The design integrates highly sustainable strategies, combining a cross-laminated timber structural system, geothermal heating and cooling loops, and a newly-constructed system of wetlands featuring local flora and waterborne plants to aid rapid carbon sequestration and biofiltration for the aquarium's water-all working in tandem to maintain the environmental equilibrium.

The landscaping design reconstructs the riverside ecosystem and a variety of ecologies found throughout the Yangtze River basin, establishing the critical balance between land and aquatic habitats. Suspended walkways and viewing areas circumnavigate the complex and allow visitors to immerse themselves in the natural setting far removed from the dense urban core of Shanghai.

"We are always hopeful that our work delivers the utmost design excellence and we want to create work that inspires and fosters positive change in our world," Wong says.

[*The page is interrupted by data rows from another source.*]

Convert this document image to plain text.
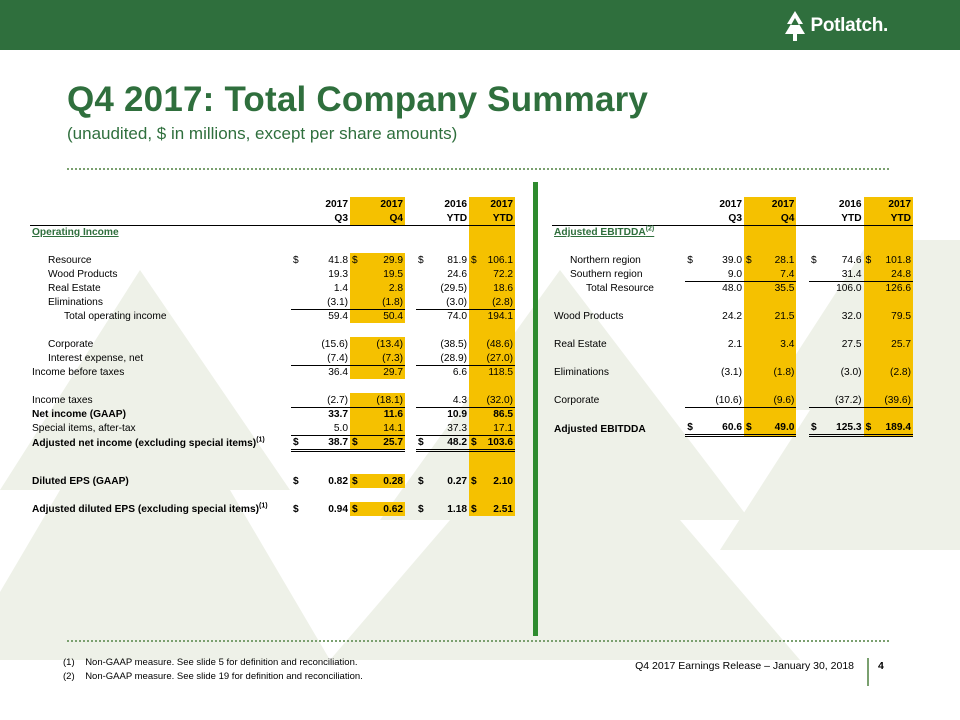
Potlatch.
Q4 2017: Total Company Summary
(unaudited, $ in millions, except per share amounts)
	2017		2017			2016		2017	
	Q3		Q4			YTD		YTD	
Operating Income									

Resource	$	41.8	$	29.9		$	81.9	$	106.1
Wood Products		19.3		19.5			24.6		72.2
Real Estate		1.4		2.8			(29.5)		18.6
Eliminations		(3.1)		(1.8)			(3.0)		(2.8)
Total operating income		59.4		50.4			74.0		194.1

Corporate		(15.6)		(13.4)			(38.5)		(48.6)
Interest expense, net		(7.4)		(7.3)			(28.9)		(27.0)
Income before taxes		36.4		29.7			6.6		118.5

Income taxes		(2.7)		(18.1)			4.3		(32.0)
Net income (GAAP)		33.7		11.6			10.9		86.5
Special items, after-tax		5.0		14.1			37.3		17.1
Adjusted net income (excluding special items)$^{(1)}$	$	38.7	$	25.7		$	48.2	$	103.6

Diluted EPS (GAAP)	$	0.82	$	0.28		$	0.27	$	2.10

Adjusted diluted EPS (excluding special items)$^{(1)}$	$	0.94	$	0.62		$	1.18	$	2.51
	2017		2017			2016		2017	
	Q3		Q4			YTD		YTD	
Adjusted EBITDDA$^{(2)}$					

Northern region	$	39.0	$	28.1		$	74.6	$	101.8
Southern region		9.0		7.4			31.4		24.8
Total Resource		48.0		35.5			106.0		126.6

Wood Products		24.2		21.5			32.0		79.5

Real Estate		2.1		3.4			27.5		25.7

Eliminations		(3.1)		(1.8)			(3.0)		(2.8)

Corporate		(10.6)		(9.6)			(37.2)		(39.6)

Adjusted EBITDDA	$	60.6	$	49.0		$	125.3	$	189.4
(1) Non-GAAP measure. See slide 5 for definition and reconciliation.
(2) Non-GAAP measure. See slide 19 for definition and reconciliation.
Q4 2017 Earnings Release – January 30, 2018 4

"Like all the work that we engage in, we were very passionate about this project and believed in its purpose. Yes, iconic design is a factor, but it's not the end goal-ultimately we seek to utilize architecture as a means to transform the way humans live."

Wong has designed several museum facilities whose primary focus centers around nature and science. He worked on the Natural History Museum in Utah, which brings together nature and culture in the context of a truly remarkable landscape.

He was also the designer of the Shanghai Planetarium, which is currently under construction.

In each of these projects, Wong says that communicating the ideas of the "exhibit narrative" within the architecture is one of the primary goals, as is displaying the important work of researchers to foster interest, particularly in younger visitors.

Wong admits there is a different way to approaching and delivering architecture in China.

"One of the biggest challenges is working across time zones, languages and continents. Architecture is a team sport and clear communication is critical," he says.

But Wong believes China is "a very engaging place to work".

"There is so much opportunity to create unique designs, with a 'can do' attitude. The ambition we see everywhere is great, though we always counsel that we need to temper this with designs that will last and stand the test of time," he says.

Wong believes a good architect should have creativity, critical thinking and patience, as well as an appreciation for poetry and an understanding of history.

A foundational commitment to humanity and the world, and belief that architecture significantly affects both-and having something unique and distinct to share with the world-are also essential, he says.

"I must say that I feel quite fortunate to have had the opportunities that I have been afforded over the past 25 years at Ennead," Wong says.

Speaking about his future plans, Wong says he aims to spend the next 20 years creating beautiful and significant architecture around the world.